Les atolls de Moruroa et Fangataufa font aujourd’hui l’objet d’une surveillance radiologique et géomécanique minutieuse et permanente par le département de suivi des centres d’expérimentations nucléaires, sous le contrôle de l’Autorité de sûreté nucléaire et de radioprotection pour les activités et installations intéressant la défense, dont vous connaissez l’indépendance. C’est M. Dupraz, grand spécialiste de l’énergie nucléaire, à laquelle il a consacré sa vie au sein d’EDF, qui est aujourd'hui responsable de cette mission. La végétation, les poissons, l’eau : chaque élément est analysé pour s’assurer que la situation est saine.
J’ajoute que la France s’est efforcée de répondre aux habitants de ces atolls, en tout cas des atolls voisins, puisqu’on m’a indiqué – mais ce point mériterait d’être précisé – que l’atoll de Moruroa n’était plus habité de façon permanente depuis 1906. Quant à l’atoll de Fangataufa, il n’a, me semble-t-il, jamais été habité. Je rappelle que la décision de procéder à des essais nucléaires a été prise en 1964 et que ceux-ci ont commencé un peu plus tard.
Quoi qu'il en soit, après plus de quarante années d’attente, l’actuelle majorité nationale a adopté un texte, la loi du 5 janvier 2010, obligeant l’État à assumer ses responsabilités vis-à-vis de ceux qui souffrent dans leur chair. Cette loi – je rends hommage à son rapporteur, Marcel-Pierre Cléach, qui ne pouvait malheureusement être présent cet après-midi –, fruit d’un long travail méthodique, collectif et transparent, qui a associé les médecins spécialistes, les associations, les industriels du nucléaire et, naturellement, les parlementaires de toutes sensibilités, reconnaît et indemnise les victimes des essais nucléaires, au terme d’un processus scientifique et médical, avec un dispositif juste et rigoureux.

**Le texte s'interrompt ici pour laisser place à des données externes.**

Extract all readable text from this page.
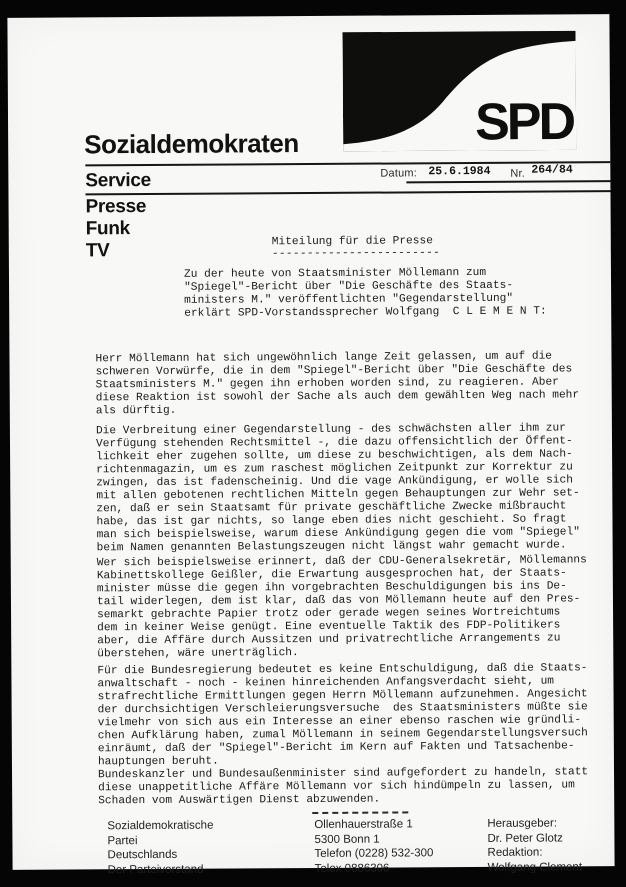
Sozialdemokraten	SPD
Datum: 25.6.1984 Nr. 264/84
Service
Presse
Funk
TV	Miteilung für die Presse
------------------------
Zu der heute von Staatsminister Möllemann zum
"Spiegel"-Bericht über "Die Geschäfte des Staats-
ministers M." veröffentlichten "Gegendarstellung"
erklärt SPD-Vorstandssprecher Wolfgang  C L E M E N T:
Herr Möllemann hat sich ungewöhnlich lange Zeit gelassen, um auf die
schweren Vorwürfe, die in dem "Spiegel"-Bericht über "Die Geschäfte des
Staatsministers M." gegen ihn erhoben worden sind, zu reagieren. Aber
diese Reaktion ist sowohl der Sache als auch dem gewählten Weg nach mehr
als dürftig.
Die Verbreitung einer Gegendarstellung - des schwächsten aller ihm zur
Verfügung stehenden Rechtsmittel -, die dazu offensichtlich der Öffent-
lichkeit eher zugehen sollte, um diese zu beschwichtigen, als dem Nach-
richtenmagazin, um es zum raschest möglichen Zeitpunkt zur Korrektur zu
zwingen, das ist fadenscheinig. Und die vage Ankündigung, er wolle sich
mit allen gebotenen rechtlichen Mitteln gegen Behauptungen zur Wehr set-
zen, daß er sein Staatsamt für private geschäftliche Zwecke mißbraucht
habe, das ist gar nichts, so lange eben dies nicht geschieht. So fragt
man sich beispielsweise, warum diese Ankündigung gegen die vom "Spiegel"
beim Namen genannten Belastungszeugen nicht längst wahr gemacht wurde.
Wer sich beispielsweise erinnert, daß der CDU-Generalsekretär, Möllemanns
Kabinettskollege Geißler, die Erwartung ausgesprochen hat, der Staats-
minister müsse die gegen ihn vorgebrachten Beschuldigungen bis ins De-
tail widerlegen, dem ist klar, daß das von Möllemann heute auf den Pres-
semarkt gebrachte Papier trotz oder gerade wegen seines Wortreichtums
dem in keiner Weise genügt. Eine eventuelle Taktik des FDP-Politikers
aber, die Affäre durch Aussitzen und privatrechtliche Arrangements zu
überstehen, wäre unerträglich.
Für die Bundesregierung bedeutet es keine Entschuldigung, daß die Staats-
anwaltschaft - noch - keinen hinreichenden Anfangsverdacht sieht, um
strafrechtliche Ermittlungen gegen Herrn Möllemann aufzunehmen. Angesicht
der durchsichtigen Verschleierungsversuche  des Staatsministers müßte sie
vielmehr von sich aus ein Interesse an einer ebenso raschen wie gründli-
chen Aufklärung haben, zumal Möllemann in seinem Gegendarstellungsversuch
einräumt, daß der "Spiegel"-Bericht im Kern auf Fakten und Tatsachenbe-
hauptungen beruht.
Bundeskanzler und Bundesaußenminister sind aufgefordert zu handeln, statt
diese unappetitliche Affäre Möllemann vor sich hindümpeln zu lassen, um
Schaden vom Auswärtigen Dienst abzuwenden.
Sozialdemokratische
Partei
Deutschlands
Der Parteivorstand
Ollenhauerstraße 1
5300 Bonn 1
Telefon (0228) 532-300
Telex 0886306
Herausgeber:
Dr. Peter Glotz
Redaktion:
Wolfgang Clement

Ce dispositif, je vous en donne acte, monsieur le rapporteur, peut en effet évoluer puisque le décret d’application de la loi relative à la reconnaissance et à l’indemnisation des victimes des essais nucléaires français est de nouveau sur le métier.
À la suite de la première réunion du CIVEN, nous nous sommes efforcés de faire en sorte que le champ des indemnisations mis en place par le décret soit plus ouvert et offre plus de possibilités. Le texte fait actuellement l’objet d’un arbitrage interministériel. Il est raisonnable de penser qu’il sera accepté. Il devrait contribuer à ce que les dossiers qui restaient « bloqués » en Polynésie par ceux qui contestent la loi ne le soient plus ; en tout cas, je l’espère profondément.